Hidden Internal Fields

To streamline the user interface, Query Builder now hides internal fields. This enables you to concentrate on Common Information Model, metadata, and custom fields.

Interface Improvements

Made several general interface improvements, including the ability to pin the Field Summary panel to the search results page, and, when scrolling through the Event Details panel, the navigation controls remain visible.

Saved Search Field Template

The selected field template is now saved as part of the saved search. This saved field template will be visible in the saved searches list.

Export Parsed Events

When exporting events, you can now choose between exporting raw log data and/or the full event data with all or some of the parsed fields.

Customer Specific Common Fields

The Common Fields list in Query Builder will now only reflect those fields that are specific to your environment. Common fields that are not specific to you, will still be searchable and will still receive autocomplete suggestions in the Search bar.

Searchable MITRE ATT&CK^® Tactics

You can use the mitre_labels field in the Common Fields list to search for MITRE ATT&CK^® tactics when searching for correlation triggers and alerts.

Secured Resources Notification

Exabeam introduces Secured Resources functionality, a new capability to configure restricted log event subsets and limit their visibility based on a role. This provides a powerful mechanism to control data access for specific roles. These restrictions will apply to Search, Dashboards, and Correlation Rule Builder.

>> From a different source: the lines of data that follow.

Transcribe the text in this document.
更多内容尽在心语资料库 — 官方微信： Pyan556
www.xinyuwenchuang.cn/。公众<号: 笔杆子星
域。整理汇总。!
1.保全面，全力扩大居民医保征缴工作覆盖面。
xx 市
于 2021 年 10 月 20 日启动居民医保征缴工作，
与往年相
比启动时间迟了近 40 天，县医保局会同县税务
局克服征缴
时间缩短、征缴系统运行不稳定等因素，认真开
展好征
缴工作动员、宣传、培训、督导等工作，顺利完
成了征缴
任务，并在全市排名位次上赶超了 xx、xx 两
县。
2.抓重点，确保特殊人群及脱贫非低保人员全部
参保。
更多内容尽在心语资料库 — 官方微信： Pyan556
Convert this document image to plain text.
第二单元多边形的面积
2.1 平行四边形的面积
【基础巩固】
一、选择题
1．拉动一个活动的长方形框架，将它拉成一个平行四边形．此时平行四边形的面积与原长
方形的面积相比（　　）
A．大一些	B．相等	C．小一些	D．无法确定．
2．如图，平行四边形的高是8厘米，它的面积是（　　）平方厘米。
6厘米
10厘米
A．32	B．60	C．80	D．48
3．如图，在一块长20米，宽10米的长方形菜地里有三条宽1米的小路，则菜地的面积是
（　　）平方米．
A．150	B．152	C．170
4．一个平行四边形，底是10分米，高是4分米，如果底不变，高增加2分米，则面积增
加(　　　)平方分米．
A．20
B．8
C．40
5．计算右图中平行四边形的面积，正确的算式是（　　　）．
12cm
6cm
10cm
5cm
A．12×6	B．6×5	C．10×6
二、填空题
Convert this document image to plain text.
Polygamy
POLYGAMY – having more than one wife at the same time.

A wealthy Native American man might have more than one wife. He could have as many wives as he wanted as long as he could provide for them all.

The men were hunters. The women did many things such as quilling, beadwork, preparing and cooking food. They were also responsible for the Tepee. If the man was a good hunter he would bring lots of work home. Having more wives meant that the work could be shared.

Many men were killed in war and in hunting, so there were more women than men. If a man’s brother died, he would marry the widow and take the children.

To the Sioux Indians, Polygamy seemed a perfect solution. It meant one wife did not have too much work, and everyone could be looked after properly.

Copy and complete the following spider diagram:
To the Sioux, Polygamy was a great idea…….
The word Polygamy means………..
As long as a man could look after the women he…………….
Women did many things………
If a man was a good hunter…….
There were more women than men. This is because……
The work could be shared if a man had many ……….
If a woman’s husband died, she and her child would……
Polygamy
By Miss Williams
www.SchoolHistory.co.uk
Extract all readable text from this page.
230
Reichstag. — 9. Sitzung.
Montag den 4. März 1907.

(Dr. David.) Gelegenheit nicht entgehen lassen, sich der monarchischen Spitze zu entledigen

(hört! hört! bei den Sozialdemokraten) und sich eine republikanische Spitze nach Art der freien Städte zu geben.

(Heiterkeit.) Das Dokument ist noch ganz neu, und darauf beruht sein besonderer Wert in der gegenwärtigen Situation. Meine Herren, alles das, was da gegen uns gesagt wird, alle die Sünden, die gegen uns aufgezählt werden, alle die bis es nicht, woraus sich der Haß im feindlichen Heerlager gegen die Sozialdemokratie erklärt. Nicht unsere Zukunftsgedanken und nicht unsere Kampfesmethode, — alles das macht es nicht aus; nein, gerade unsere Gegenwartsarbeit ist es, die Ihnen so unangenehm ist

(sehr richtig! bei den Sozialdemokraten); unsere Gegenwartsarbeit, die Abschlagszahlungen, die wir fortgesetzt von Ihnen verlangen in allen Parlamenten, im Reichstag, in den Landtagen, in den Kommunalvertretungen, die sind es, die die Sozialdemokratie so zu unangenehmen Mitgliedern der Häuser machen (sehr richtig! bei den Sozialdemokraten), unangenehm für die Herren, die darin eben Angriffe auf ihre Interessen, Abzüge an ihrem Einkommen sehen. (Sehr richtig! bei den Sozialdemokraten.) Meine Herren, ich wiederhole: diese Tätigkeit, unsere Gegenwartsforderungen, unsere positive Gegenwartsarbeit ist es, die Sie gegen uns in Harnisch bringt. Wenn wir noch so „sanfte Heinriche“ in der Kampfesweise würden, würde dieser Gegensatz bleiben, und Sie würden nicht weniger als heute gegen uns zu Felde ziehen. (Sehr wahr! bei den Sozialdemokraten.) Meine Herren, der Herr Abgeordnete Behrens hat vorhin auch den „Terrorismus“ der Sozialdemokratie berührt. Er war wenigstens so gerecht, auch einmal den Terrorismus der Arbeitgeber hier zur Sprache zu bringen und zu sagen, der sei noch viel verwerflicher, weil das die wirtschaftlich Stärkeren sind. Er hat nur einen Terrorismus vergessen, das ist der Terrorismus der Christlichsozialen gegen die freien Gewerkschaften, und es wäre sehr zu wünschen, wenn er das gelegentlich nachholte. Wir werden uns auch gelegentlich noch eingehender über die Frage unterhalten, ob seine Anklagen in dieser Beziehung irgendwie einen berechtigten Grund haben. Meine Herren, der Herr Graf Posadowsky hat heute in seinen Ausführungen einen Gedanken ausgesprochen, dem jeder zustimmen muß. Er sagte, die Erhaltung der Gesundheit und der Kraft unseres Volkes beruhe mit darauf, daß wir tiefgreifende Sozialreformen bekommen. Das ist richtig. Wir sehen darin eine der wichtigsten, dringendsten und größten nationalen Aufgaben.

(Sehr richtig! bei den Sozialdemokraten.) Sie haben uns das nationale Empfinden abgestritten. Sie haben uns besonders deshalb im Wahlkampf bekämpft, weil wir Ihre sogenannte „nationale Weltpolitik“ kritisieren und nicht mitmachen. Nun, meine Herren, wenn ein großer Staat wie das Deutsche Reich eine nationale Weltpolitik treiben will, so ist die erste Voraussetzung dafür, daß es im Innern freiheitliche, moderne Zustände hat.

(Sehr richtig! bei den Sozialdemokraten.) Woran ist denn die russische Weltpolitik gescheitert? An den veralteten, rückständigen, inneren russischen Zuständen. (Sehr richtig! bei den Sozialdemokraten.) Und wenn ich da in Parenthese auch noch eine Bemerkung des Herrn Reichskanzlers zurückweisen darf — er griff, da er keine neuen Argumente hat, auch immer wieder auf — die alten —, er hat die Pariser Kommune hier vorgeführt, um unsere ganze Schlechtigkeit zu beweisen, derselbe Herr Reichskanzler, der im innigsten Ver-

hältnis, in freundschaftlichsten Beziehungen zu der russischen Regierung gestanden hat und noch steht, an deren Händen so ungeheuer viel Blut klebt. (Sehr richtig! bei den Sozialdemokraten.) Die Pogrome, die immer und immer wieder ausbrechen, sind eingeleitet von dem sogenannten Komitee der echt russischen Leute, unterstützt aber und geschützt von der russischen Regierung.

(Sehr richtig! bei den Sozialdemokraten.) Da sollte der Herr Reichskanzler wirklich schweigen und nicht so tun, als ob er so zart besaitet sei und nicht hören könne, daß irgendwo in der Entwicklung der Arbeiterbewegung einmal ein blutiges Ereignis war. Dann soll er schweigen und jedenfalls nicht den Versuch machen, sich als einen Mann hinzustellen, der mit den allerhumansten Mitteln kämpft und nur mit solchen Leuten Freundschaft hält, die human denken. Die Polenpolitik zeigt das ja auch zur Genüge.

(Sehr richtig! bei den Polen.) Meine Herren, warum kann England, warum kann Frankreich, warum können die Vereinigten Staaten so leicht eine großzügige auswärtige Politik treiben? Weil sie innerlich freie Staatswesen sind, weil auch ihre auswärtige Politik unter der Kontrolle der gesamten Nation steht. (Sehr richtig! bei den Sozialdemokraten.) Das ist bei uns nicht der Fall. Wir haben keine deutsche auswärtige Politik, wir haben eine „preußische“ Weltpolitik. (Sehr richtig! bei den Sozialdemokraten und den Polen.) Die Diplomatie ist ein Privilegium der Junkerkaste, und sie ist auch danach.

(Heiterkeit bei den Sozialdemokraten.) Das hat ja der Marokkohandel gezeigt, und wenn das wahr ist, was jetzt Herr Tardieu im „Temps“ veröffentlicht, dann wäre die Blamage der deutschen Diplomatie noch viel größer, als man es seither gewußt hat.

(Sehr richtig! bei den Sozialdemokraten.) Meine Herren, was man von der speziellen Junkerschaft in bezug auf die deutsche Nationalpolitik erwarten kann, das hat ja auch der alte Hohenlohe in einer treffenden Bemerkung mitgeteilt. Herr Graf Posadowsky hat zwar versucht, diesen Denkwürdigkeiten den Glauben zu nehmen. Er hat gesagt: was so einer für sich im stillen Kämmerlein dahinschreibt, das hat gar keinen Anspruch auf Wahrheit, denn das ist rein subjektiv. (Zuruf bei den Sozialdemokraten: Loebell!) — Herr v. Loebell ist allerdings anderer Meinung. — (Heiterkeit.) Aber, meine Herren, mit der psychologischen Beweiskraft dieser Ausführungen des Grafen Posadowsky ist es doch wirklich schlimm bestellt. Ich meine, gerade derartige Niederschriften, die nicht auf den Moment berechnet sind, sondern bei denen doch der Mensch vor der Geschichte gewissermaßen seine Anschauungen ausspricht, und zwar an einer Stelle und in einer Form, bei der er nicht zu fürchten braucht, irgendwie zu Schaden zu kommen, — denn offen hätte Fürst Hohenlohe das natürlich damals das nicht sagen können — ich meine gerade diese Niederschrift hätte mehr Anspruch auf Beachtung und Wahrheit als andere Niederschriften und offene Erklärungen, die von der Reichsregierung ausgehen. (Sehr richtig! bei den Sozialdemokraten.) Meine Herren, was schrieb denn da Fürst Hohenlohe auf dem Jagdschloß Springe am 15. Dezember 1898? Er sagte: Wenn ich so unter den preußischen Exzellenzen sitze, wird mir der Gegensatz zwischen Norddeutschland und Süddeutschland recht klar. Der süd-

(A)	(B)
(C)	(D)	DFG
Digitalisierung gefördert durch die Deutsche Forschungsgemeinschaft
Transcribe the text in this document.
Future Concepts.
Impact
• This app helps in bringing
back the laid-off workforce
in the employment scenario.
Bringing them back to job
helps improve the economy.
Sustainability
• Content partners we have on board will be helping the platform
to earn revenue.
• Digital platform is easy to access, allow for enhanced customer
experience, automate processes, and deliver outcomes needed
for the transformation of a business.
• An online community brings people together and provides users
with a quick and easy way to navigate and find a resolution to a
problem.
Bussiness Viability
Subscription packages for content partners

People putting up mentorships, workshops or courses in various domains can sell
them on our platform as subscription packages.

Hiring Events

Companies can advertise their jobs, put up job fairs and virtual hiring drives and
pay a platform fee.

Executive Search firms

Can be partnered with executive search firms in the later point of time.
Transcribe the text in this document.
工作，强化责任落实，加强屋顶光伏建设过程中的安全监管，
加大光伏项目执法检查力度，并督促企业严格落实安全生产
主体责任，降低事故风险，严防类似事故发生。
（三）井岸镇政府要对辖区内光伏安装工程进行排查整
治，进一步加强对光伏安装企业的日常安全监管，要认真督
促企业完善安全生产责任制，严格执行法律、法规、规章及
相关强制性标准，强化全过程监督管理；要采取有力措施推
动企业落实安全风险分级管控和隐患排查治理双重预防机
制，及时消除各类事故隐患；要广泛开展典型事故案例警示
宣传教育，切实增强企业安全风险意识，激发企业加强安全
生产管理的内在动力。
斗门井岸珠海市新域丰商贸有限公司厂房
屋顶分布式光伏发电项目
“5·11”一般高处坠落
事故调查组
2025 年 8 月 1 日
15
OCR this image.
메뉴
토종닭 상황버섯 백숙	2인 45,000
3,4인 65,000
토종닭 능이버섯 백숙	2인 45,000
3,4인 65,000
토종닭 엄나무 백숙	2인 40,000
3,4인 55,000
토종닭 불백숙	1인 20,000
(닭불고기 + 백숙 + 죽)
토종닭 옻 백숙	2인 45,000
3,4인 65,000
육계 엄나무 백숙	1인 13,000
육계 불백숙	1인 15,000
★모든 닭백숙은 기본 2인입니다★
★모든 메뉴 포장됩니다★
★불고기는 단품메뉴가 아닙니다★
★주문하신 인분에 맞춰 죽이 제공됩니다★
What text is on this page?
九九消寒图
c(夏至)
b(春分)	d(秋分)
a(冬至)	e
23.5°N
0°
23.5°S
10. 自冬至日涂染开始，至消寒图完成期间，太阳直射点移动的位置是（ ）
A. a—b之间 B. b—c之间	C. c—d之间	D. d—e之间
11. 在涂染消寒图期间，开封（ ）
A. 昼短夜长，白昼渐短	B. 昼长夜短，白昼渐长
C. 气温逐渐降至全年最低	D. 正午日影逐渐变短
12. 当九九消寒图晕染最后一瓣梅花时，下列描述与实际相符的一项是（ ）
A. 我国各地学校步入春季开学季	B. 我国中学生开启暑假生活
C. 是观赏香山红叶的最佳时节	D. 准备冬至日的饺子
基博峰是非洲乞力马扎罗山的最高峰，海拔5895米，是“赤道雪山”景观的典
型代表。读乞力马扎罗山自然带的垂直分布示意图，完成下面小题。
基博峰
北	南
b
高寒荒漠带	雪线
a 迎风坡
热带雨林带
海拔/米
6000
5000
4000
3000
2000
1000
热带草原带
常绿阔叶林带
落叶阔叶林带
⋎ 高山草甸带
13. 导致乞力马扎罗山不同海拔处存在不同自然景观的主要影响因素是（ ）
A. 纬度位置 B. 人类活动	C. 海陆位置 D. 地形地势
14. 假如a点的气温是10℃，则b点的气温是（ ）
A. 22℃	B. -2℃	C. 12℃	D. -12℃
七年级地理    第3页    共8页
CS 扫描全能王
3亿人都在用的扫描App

Within the Search application, you will be informed when your access to certain events are restricted. This will help to explain why you might be receiving fewer search results than you expected.

Full Support of IP ranges

The IP range support has been expanded to support all octets of IP ranges. For example, src_ip : [0.0.0.0 TO 255.255.255.255]. Previously, only the last two octets were supported.

Public Saved Searches

You can specify whether the search that you created should be saved as private or public. A private search is only able to be viewed or edited by the creator. When viewing your saved searches, you are able to see which are marked as private and public.

Downloads Page

When you receive a notification of a successful export, the link in the notification redirects you to the Downloads Page, so that you can download any or all of the exported files with one click.

Search Query Progress

The Search process was improved by providing additional visibility into the progress of a Search query. This is accomplished by showing key parameters such as scanned bytes, number of rows fetched and timeframe searched.

Context Table Lookup

Search has been enhanced to allow you to select a context table to use with a field. This allows you to manage large IOC lists, and search against these IOC lists, providing a way to leverage your company context for your searches.

Metadata Fields

Query Builder has been enhanced with a new tab, Metadata Fields, that lists the metadata fields that you can incorporate into your search.

Using CIDR Notation with IP Addresses

Search has been enhanced to allow you to query for a range of IP Addresses using CIDR notation.

Expanded Field Summary Results

The field summary results have been expanded to include fields that do not belong to the selected subject. This "General" category of fields includes a predefined list of the most commonly used fields, even if they are not subject fields.